Abécédaire

 

 
Zoo
 
 


Hélène Merlin Kajman

16/07/2016



J’aime les zoos.

J’imagine que tout le monde sait ce que c’est, un zoo. Où pourrez-vous voir un éléphant, une girafe, une mygale, un ouistiti et un orang-outan sous le ciel de Paris ? Étendez cette liste au maximum, et vous avez un zoo. En fait, il n’est même pas nécessaire de l’étendre beaucoup : ajoutez-y seulement deux ou trois autres animaux venus d’autres latitudes, et si vous les trouvez rassemblés en un même lieu payant et pas très spacieux, vous obtenez un zoo.

« Zoo », c’est une abréviation, apparue en 1895, de « jardin zoologique » — c’était vraiment trop long. On disait « ménagerie » autrefois. Je ne vais pas faire la savante, mais de l’une à l’autre, la différence se comprend sans peine. La ménagerie appartient encore à l’espace domestique : les animaux, même les plus lointains, y sont chez moi. En parlant de mon désordre privé sur lequel règneraient des chats, des chiens et quelques perroquets, je pourrais m’exclamer « quelle ménagerie ici ! ». Le zoo, lui, fait entrer les animaux exotiques au musée, un musée de plein air avec quelques arbres, quelques fleurs, des allées et des pelouses vertes et quelques icebergs de carton-pâte, quelques faux déserts de Namibie ; il les range, il les classe et les exhibe comme objets de savoir et de voyeurisme, offerts à l’indiscrète flânerie des badauds : couples rêveurs, savants nonchalants (pourquoi pas ?), familles bouche bée ou classes bavardes vérifiant sur place deux ou trois détails de leur manuel qui depuis belle lurette ne s’appelle plus de zoologie.

Oui, mais quand même, j’aime bien ça, même son odeur parfois très âcre et un peu dégoûtante. J’aime la curiosité passionnée des très petits enfants, la subtile gradation de leurs émotions quand le gorille semble soudain les regarder et que les singes s’épouillent ou se mordent ou se coursent brièvement, leur gravité quand le boa détend lentement ses anneaux, leur sursaut quand le tigre rugit, leur joie excitée quand la panthère noire s’agite devant les quartiers de viande qu’on vient de lui jeter.
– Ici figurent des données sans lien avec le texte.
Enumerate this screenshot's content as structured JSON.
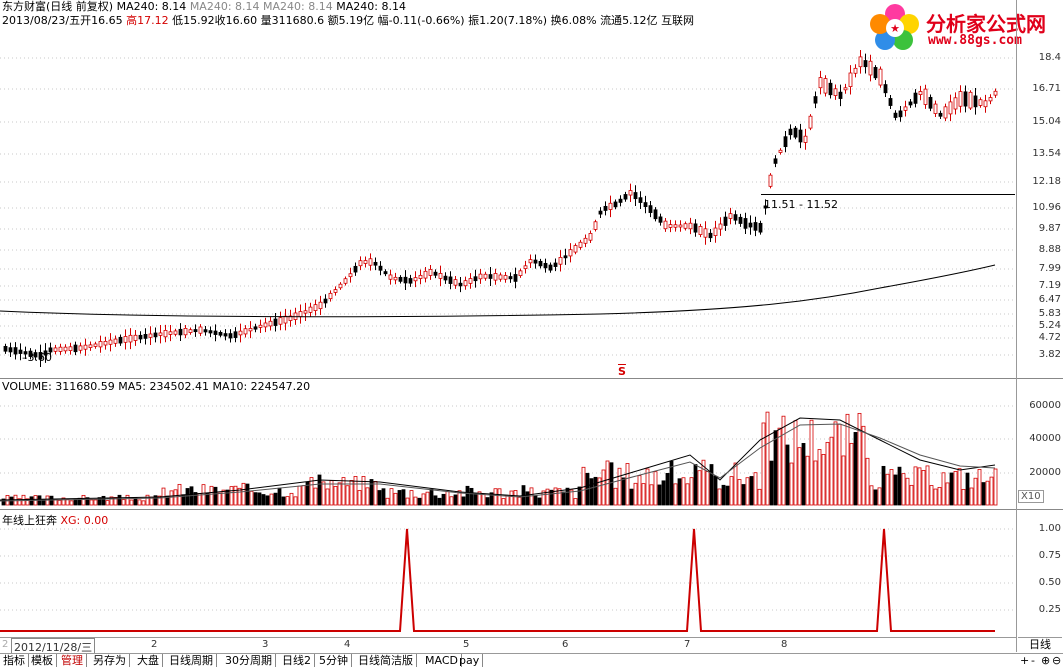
{
  "header": {
    "line1": {
      "title": "东方财富(日线 前复权)",
      "ma_items": [
        "MA240: 8.14",
        "MA240: 8.14",
        "MA240: 8.14",
        "MA240: 8.14"
      ]
    },
    "line2": {
      "date": "2013/08/23/五",
      "open_label": "开",
      "open": "16.65",
      "high_label": "高",
      "high": "17.12",
      "low_label": "低",
      "low": "15.92",
      "close_label": "收",
      "close": "16.60",
      "vol_label": "量",
      "vol": "311680.6",
      "amount_label": "额",
      "amount": "5.19亿",
      "chg_label": "幅",
      "chg": "-0.11(-0.66%)",
      "amp_label": "振",
      "amp": "1.20(7.18%)",
      "turn_label": "换",
      "turn": "6.08%",
      "float_label": "流通",
      "float": "5.12亿",
      "industry": "互联网"
    }
  },
  "logo": {
    "name": "分析家公式网",
    "url": "www.88gs.com"
  },
  "price_axis": [
    "18.4",
    "16.71",
    "15.04",
    "13.54",
    "12.18",
    "10.96",
    "9.87",
    "8.88",
    "7.99",
    "7.19",
    "6.47",
    "5.83",
    "5.24",
    "4.72",
    "3.82"
  ],
  "annotations": {
    "low_label": "3.60",
    "range_label": "11.51 - 11.52",
    "marker": "S"
  },
  "volume_panel": {
    "title": "VOLUME: 311680.59",
    "ma5": "MA5: 234502.41",
    "ma10": "MA10: 224547.20",
    "axis": [
      "60000",
      "40000",
      "20000"
    ],
    "unit": "X10"
  },
  "indicator_panel": {
    "title": "年线上狂奔",
    "xg": "XG: 0.00",
    "axis": [
      "1.00",
      "0.75",
      "0.50",
      "0.25"
    ]
  },
  "date_axis": {
    "start": "2012/11/28/三",
    "months": [
      "2",
      "3",
      "4",
      "5",
      "6",
      "7",
      "8"
    ],
    "first_label": "2"
  },
  "period_button": "日线",
  "tabs": [
    "指标",
    "模板",
    "管理",
    "另存为",
    "大盘",
    "日线周期",
    "30分周期",
    "日线2",
    "5分钟",
    "日线简洁版",
    "MACD",
    "pay"
  ],
  "active_tab_index": 2,
  "controls": [
    "+",
    "-",
    "⊕",
    "⊖"
  ],
  "colors": {
    "up": "#d40000",
    "down": "#000000",
    "ma240": "#000000",
    "signal": "#cc0000"
  }
}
Je dois l’avouer, je ne réfléchis pas trop à la neurasthénie de tous ces prisonniers enfermés dans la fosse aux ours, la volière, l’aquarium et le vivarium, la grande mare presque belle où baignent péniblement phoques et otaries, l’enclos faussement vaste où les loups faméliques restent longtemps immobiles et moroses, où les éléphants font trois pas solitaires et les kangourous quelques sauts hagards et perplexes. Je ne pense pas à la perte de leur sauvagerie et leurs pannes de la libido, ni à l’obstination lancinante avec laquelle certains tournent et retournent comme le font, très fameux, les lions en cage, fauves en colère, fauves en détresse qui se souviennent et se souviennent encore en faisant leurs tours sempiternels sous nos yeux fascinés.
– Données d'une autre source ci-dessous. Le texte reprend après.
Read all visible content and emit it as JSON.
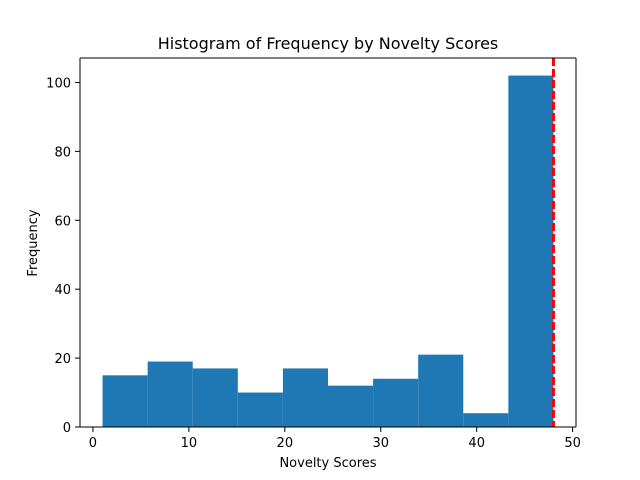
{
  "chart_data": {
    "type": "bar",
    "title": "Histogram of Frequency by Novelty Scores",
    "xlabel": "Novelty Scores",
    "ylabel": "Frequency",
    "bin_edges": [
      1.0,
      5.7,
      10.4,
      15.1,
      19.8,
      24.5,
      29.2,
      33.9,
      38.6,
      43.3,
      48.0
    ],
    "values": [
      15,
      19,
      17,
      10,
      17,
      12,
      14,
      21,
      4,
      102
    ],
    "xlim": [
      -1.35,
      50.35
    ],
    "ylim": [
      0,
      107.1
    ],
    "xticks": [
      0,
      10,
      20,
      30,
      40,
      50
    ],
    "yticks": [
      0,
      20,
      40,
      60,
      80,
      100
    ],
    "reference_line": {
      "x": 48,
      "style": "dashed",
      "color": "#ff0000"
    },
    "bar_color": "#1f77b4",
    "grid": false
  }
}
Je n’y pense pas. Toutefois, c’est évident, je suis prête à signer : Non au zoo. Un zoo, ce n’est pas très reluisant. Quant à faire, je dois l’avouer, je préfère mille fois le cirque (ses dompteurs et sa ménagerie ambulante en son désordre bien plus vivant, bien plus serré, bien plus pelé, avec ses lamas ou ses hippopotames qui ne servent à rien d’autre qu’à faire durer le spectacle entre le lion terrible qui au cirque ouvre grand sa gueule pour que l’homme mette sa tête dedans, les singes savants, les poneys emplumés et caracolant, ou les vaillants bouquetins des Alpes qui escaladeront sans broncher leur pyramide de tabourets sous les cris d’effroi du public).

Oui. Mais voilà, j’aime quand même les zoos.
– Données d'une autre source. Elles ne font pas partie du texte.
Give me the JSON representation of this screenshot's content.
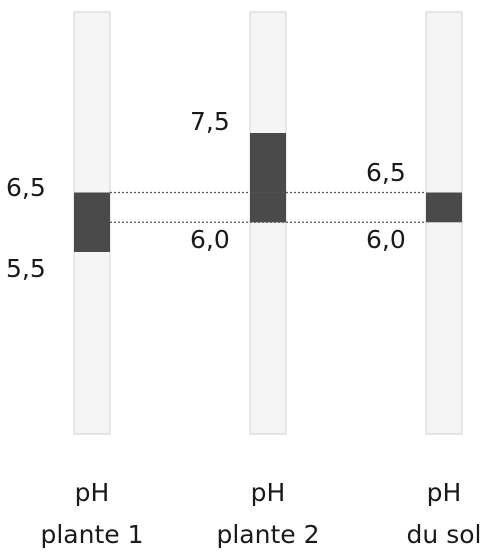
{
  "columns": [
    {
      "caption_line1": "pH",
      "caption_line2": "plante 1",
      "range_low": 5.5,
      "range_high": 6.5,
      "label_high": "6,5",
      "label_low": "5,5"
    },
    {
      "caption_line1": "pH",
      "caption_line2": "plante 2",
      "range_low": 6.0,
      "range_high": 7.5,
      "label_high": "7,5",
      "label_low": "6,0"
    },
    {
      "caption_line1": "pH",
      "caption_line2": "du sol",
      "range_low": 6.0,
      "range_high": 6.5,
      "label_high": "6,5",
      "label_low": "6,0"
    }
  ],
  "colors": {
    "track": "#f5f5f5",
    "track_border": "#d0d0d0",
    "range_fill": "#4a4a4a",
    "guide_line": "#555555",
    "text": "#1a1a1a"
  }
}
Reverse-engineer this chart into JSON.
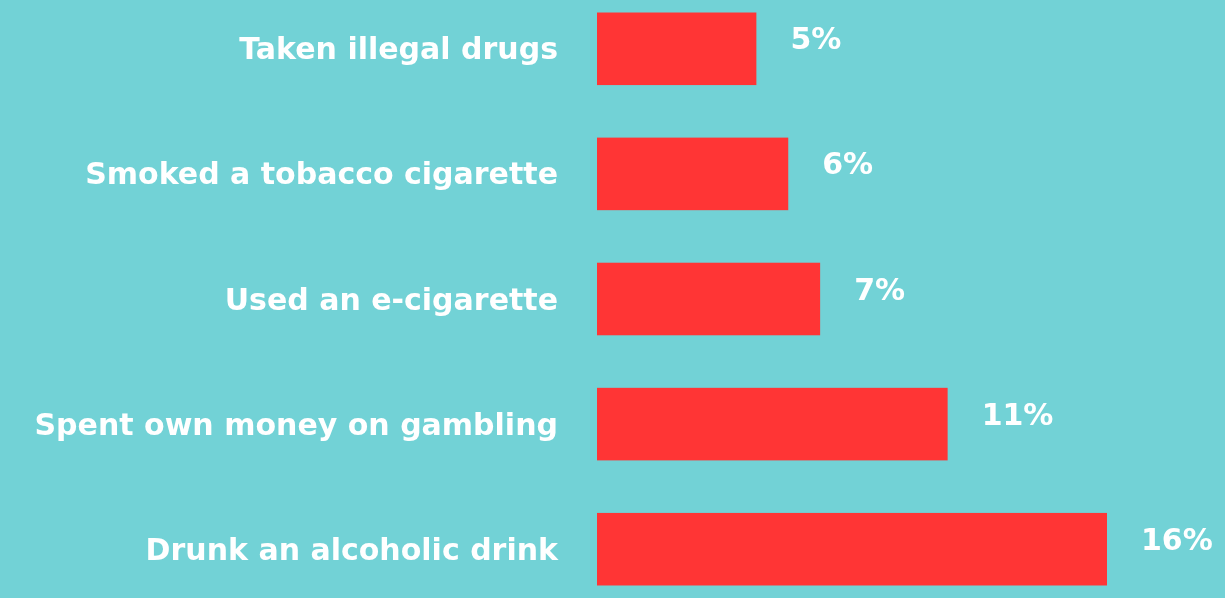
{
  "chart_data": {
    "type": "bar",
    "orientation": "horizontal",
    "categories": [
      "Taken illegal drugs",
      "Smoked a tobacco cigarette",
      "Used an e-cigarette",
      "Spent own money on gambling",
      "Drunk an alcoholic drink"
    ],
    "values": [
      5,
      6,
      7,
      11,
      16
    ],
    "color": "#ff3535",
    "value_labels": [
      "5%",
      "6%",
      "7%",
      "11%",
      "16%"
    ],
    "grid": false
  }
}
Du reste, il y a quelque chose qui fait plaisir. Un jour, c’était en 1984, on a trouvé un crocodile dans les égouts de Paris. En principe, son sort était scellé. Mais voilà : dans son cas, nos deux intérêts se sont assez heureusement rencontrés (on appelle ça une alliance objective). Car c’est au zoo qu’on l’a mis.